На плане четко было обозначено Коломяжское скаковое поле, а чуть выше его на пустых местах красовался обрисованный пунктиром пятиугольник и шла курсивная надпись: «Остатки шведского укрепления XVII века». И мой приятель хлопнул себя по лбу: «Так вот что мы тогда видели!»
Все стало понятно: на земле уже очень давно полностью изгладились все следы существовавших некогда здесь сооружений; теперь можно бродить по этим болотистым пространствам годами и не заметить ничего. Но в земле, в почве, в ее свойствах, а в связи с этим и в растительности этих мест, разница сохранилась. На том пространстве, где когда-то поднимались валы и гласисы крепостного сооружения, и по сей день растет не такая трава, как тут же рядом. Поднимаются иные лопухи, по-другому кустится крапива. И сверху, с воздуха, это бросается в глаза…

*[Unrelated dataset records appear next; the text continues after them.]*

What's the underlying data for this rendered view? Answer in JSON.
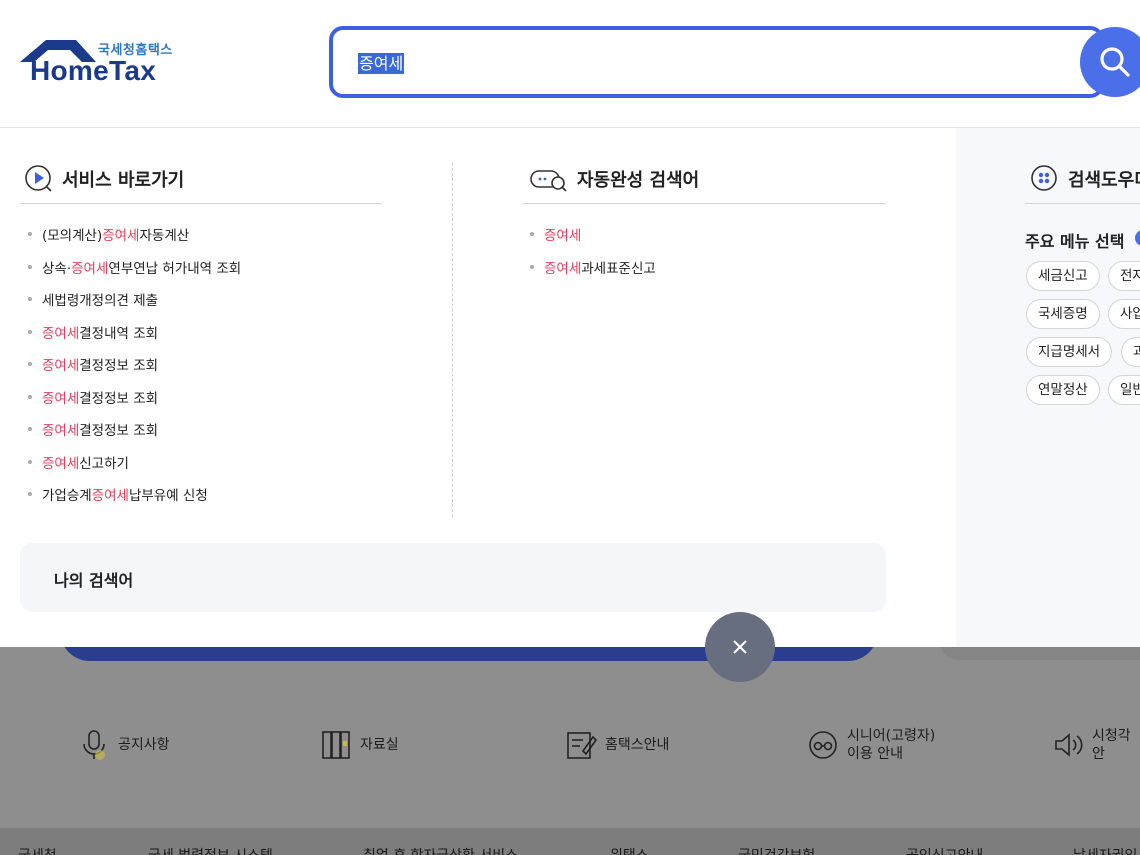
{
  "logo": {
    "small": "국세청홈택스",
    "big": "HomeTax"
  },
  "search": {
    "value": "증여세"
  },
  "services": {
    "title": "서비스 바로가기",
    "items": [
      {
        "pre": "(모의계산) ",
        "hl": "증여세",
        "post": " 자동계산"
      },
      {
        "pre": "상속·",
        "hl": "증여세",
        "post": " 연부연납 허가내역 조회"
      },
      {
        "pre": "세법령개정의견 제출",
        "hl": "",
        "post": ""
      },
      {
        "pre": "",
        "hl": "증여세",
        "post": " 결정내역 조회"
      },
      {
        "pre": "",
        "hl": "증여세",
        "post": " 결정정보 조회"
      },
      {
        "pre": "",
        "hl": "증여세",
        "post": " 결정정보 조회"
      },
      {
        "pre": "",
        "hl": "증여세",
        "post": " 결정정보 조회"
      },
      {
        "pre": "",
        "hl": "증여세",
        "post": " 신고하기"
      },
      {
        "pre": "가업승계 ",
        "hl": "증여세",
        "post": " 납부유예 신청"
      }
    ]
  },
  "autocomplete": {
    "title": "자동완성 검색어",
    "items": [
      {
        "hl": "증여세",
        "post": ""
      },
      {
        "hl": "증여세",
        "post": "과세표준신고"
      }
    ]
  },
  "my_search": {
    "title": "나의 검색어"
  },
  "search_helper": {
    "title": "검색도우미",
    "menu_label": "주요 메뉴 선택",
    "chips": [
      "세금신고",
      "전자",
      "국세증명",
      "사업",
      "지급명세서",
      "과",
      "연말정산",
      "일반"
    ]
  },
  "quick_links": [
    {
      "label": "공지사항",
      "icon": "microphone-icon"
    },
    {
      "label": "자료실",
      "icon": "archive-icon"
    },
    {
      "label": "홈택스안내",
      "icon": "guide-icon"
    },
    {
      "label_line1": "시니어(고령자)",
      "label_line2": "이용 안내",
      "icon": "senior-icon"
    },
    {
      "label": "시청각안",
      "icon": "speaker-icon"
    }
  ],
  "footer_links": [
    "국세청",
    "국세 법령정보 시스템",
    "취업 후 학자금상환 서비스",
    "위택스",
    "국민건강보험",
    "공인신고안내",
    "납세자권익"
  ],
  "colors": {
    "accent": "#3d5fe0",
    "highlight": "#e0405a",
    "brand": "#1b3a8c"
  }
}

Бросается, да не всегда. Бросается, да не под любым углом зрения. Чтобы заметить тот гигантский «чертеж», надо лететь над ним на точно определенной высоте, в то время, как и солнце стоит на таком-то именно, а не каком-либо ином градусе над горизонтом, и светит именно по одному из всех шестнадцати румбов катушки компаса. Значит, стоит нарушить одно из этих условий – а не зная, в чем дело, вы обязательно нарушите их, – и вы ничего не увидите, как не увидел ничего наш летчик на завтра того удачливого дня. И лишь когда все необходимые условия внезапно совпали – а это случилось примерно через год, – сокровенный рисунок, памятка прошлых веков, подобно письменам древнего палимпсеста – двуслойной рукописи – проступил из-под последующих наслоений и оказался зримым из кабины самолета…

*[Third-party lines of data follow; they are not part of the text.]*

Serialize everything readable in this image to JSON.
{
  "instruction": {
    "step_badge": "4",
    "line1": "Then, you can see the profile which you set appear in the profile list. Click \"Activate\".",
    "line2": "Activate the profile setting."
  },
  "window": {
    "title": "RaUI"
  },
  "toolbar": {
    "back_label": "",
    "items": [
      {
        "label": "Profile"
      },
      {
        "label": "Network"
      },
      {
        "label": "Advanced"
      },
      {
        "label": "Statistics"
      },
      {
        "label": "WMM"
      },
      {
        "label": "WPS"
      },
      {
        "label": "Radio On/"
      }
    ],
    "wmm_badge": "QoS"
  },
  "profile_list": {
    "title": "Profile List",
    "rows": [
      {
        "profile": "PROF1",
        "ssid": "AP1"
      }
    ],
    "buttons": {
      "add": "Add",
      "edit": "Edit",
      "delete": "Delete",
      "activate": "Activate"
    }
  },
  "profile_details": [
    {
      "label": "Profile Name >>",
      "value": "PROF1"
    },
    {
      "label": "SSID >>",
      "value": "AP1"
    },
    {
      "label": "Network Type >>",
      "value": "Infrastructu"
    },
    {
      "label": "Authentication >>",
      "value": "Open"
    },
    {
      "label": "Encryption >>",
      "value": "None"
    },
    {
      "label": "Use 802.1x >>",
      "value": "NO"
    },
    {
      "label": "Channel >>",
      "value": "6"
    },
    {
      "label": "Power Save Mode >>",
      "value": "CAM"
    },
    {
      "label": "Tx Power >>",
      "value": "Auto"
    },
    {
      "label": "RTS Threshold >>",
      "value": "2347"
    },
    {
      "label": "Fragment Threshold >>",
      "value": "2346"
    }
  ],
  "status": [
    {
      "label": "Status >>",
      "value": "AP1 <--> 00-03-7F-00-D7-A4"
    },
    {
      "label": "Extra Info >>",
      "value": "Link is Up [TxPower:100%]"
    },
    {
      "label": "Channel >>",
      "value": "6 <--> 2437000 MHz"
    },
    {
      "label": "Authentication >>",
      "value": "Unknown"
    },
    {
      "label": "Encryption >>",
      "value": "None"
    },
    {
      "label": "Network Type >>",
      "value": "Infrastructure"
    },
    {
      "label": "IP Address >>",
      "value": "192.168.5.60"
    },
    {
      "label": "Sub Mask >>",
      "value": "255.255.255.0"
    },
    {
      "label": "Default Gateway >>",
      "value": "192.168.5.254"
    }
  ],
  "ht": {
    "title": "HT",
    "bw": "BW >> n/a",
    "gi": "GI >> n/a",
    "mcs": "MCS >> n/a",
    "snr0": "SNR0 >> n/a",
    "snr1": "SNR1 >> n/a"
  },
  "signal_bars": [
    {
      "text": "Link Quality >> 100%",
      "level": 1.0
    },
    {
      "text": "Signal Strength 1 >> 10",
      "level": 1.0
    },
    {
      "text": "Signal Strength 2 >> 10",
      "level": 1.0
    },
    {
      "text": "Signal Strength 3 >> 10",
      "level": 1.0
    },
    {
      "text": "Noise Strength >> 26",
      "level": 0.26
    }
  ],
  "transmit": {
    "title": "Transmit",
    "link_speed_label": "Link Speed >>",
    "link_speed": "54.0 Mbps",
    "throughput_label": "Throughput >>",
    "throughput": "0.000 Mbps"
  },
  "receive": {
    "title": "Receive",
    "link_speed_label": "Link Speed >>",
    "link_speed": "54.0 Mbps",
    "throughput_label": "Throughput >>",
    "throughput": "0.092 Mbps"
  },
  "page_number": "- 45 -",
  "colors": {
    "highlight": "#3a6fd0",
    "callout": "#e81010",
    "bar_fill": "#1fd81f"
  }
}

Я припомнил здесь эту, ни в коей мере не топонимистическую новеллу потому, что в моих глазах она перекликается с топонимом (и гидронимом – именем ручья) Оккервиль. Они сверстники, этот старый шведский бастион и это старое шведское же имя. На берегах ручья Оккервиль во время оно, в XVII веке, во времена допетровские, стояла мыза некоего шведского офицера, господина (Оккервиль – дворянская фамилия) Оккервиля, и в известном смысле имя ручья сохранилось доныне как некий памятник нашей победы над шведскими захватчиками. В самом деле: мы отлично знаем, что петровское «окно в Европу» было прорублено русским народом в результате вековой борьбы со шведами. Места вокруг Ленинграда много раз переходили из рук в руки. Историческая справедливость восторжествовала, и шведские крепости Ниеншанц и Нотебург – шведские форпосты на Ладоге и на Неве – превратились в наши русские местности, в наши русские укрепления.
С тех пор как это случилось, все некогда сооруженное тут противником стало памятником наших побед, славы русского оружия. Нам нечего стыдиться нашего прошлого; нам не приходится скрывать, что было время, когда эти древние русские места были заняты хищными соседями.

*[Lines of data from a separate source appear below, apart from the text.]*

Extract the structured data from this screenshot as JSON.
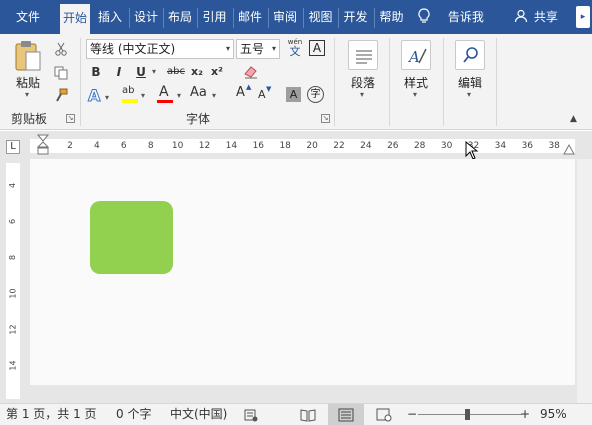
{
  "tabs": [
    {
      "label": "文件",
      "active": false
    },
    {
      "label": "开始",
      "active": true
    },
    {
      "label": "插入",
      "active": false
    },
    {
      "label": "设计",
      "active": false
    },
    {
      "label": "布局",
      "active": false
    },
    {
      "label": "引用",
      "active": false
    },
    {
      "label": "邮件",
      "active": false
    },
    {
      "label": "审阅",
      "active": false
    },
    {
      "label": "视图",
      "active": false
    },
    {
      "label": "开发",
      "active": false
    },
    {
      "label": "帮助",
      "active": false
    }
  ],
  "tell_me": {
    "label": "告诉我",
    "icon": "lightbulb-icon"
  },
  "share": {
    "label": "共享",
    "icon": "person-icon"
  },
  "ribbon": {
    "clipboard": {
      "group_label": "剪贴板",
      "paste_label": "粘贴",
      "cut_icon": "scissors-icon",
      "copy_icon": "copy-icon",
      "format_painter_icon": "format-painter-icon"
    },
    "font": {
      "group_label": "字体",
      "font_name": "等线 (中文正文)",
      "font_size": "五号",
      "pinyin_label": "wén",
      "pinyin_char": "文",
      "border_char": "A",
      "bold": "B",
      "italic": "I",
      "underline": "U",
      "strike": "abc",
      "subscript": "x₂",
      "superscript": "x²",
      "text_effect": "A",
      "highlight": "ab",
      "font_color": "A",
      "change_case": "Aa",
      "grow_font": "A",
      "shrink_font": "A",
      "char_shading": "A",
      "enclose_char": "字"
    },
    "paragraph": {
      "label": "段落"
    },
    "styles": {
      "label": "样式"
    },
    "editing": {
      "label": "编辑"
    }
  },
  "ruler": {
    "tab_selector": "L",
    "numbers": [
      "2",
      "4",
      "6",
      "8",
      "10",
      "12",
      "14",
      "16",
      "18",
      "20",
      "22",
      "24",
      "26",
      "28",
      "30",
      "32",
      "34",
      "36",
      "38"
    ],
    "vertical_numbers": [
      "4",
      "6",
      "8",
      "10",
      "12",
      "14"
    ]
  },
  "document": {
    "shape_color": "#92d050"
  },
  "status": {
    "page_info": "第 1 页，共 1 页",
    "word_count": "0 个字",
    "language": "中文(中国)",
    "zoom": "95%",
    "zoom_minus": "−",
    "zoom_plus": "+"
  },
  "colors": {
    "accent": "#2b579a",
    "highlight_yellow": "#ffff00",
    "font_red": "#ff0000"
  }
}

Наши братья эстонцы не смущаясь именуют свою столицу старым именем Таллин, а ведь это значит «Датская крепость»: основан-то Таллин был датчанами-захватчиками. «Домский собор» в Риге или разрушенный фашистами во время Отечественной войны «Дом Черноголовых» были памятниками не латышского, чуждого латышам зодчества рыцарей-крестоносцев. И тем не менее ни одна экскурсия по Риге не обходит Домский собор. «Черноголовые» терзали латышский народ, «Черноголовых» нет теперь в Латвии, но их «дом», пока он стоял, должен был и мог рассматриваться не как монумент во славу немецких рыцарей, а как памятник латышскому народу, выдержавшему вражескую оккупацию и оставшемуся самостоятельным народом. Нацией.
Есть на нашем предкавказском юге соленые озера, до сих пор именуемые Баталпашинскими. Кто такой был Батал-Паша, давший им название? Это был турецкий полководец, приведший сюда в 1790 году довольно сильную армию с целью поднять против России народы Кавказа. Незадачливый военачальник был на голову разгромлен у нынешнего Черкесска, и этот городок полтора столетия именовался Баталпашинском, увековечивая, разумеется, не имя турецкого паши, а победу небольшого русского отряда над его «ордой». Имя города стало своеобразным «антипамятником». И, говоря по правде, я рад, что хотя бы в названии соляных мирабилитовых озер эта прекрасная топонимическая насмешка над высокомерным врагом доныне сохранилась.
Я вполне уверен, что нам следует, охраняя все созданное на берегах Невы нами, не упускать с глаз долой и следы суровой, с переменным счастьем протекавшей, народной борьбы за выход к Балтике.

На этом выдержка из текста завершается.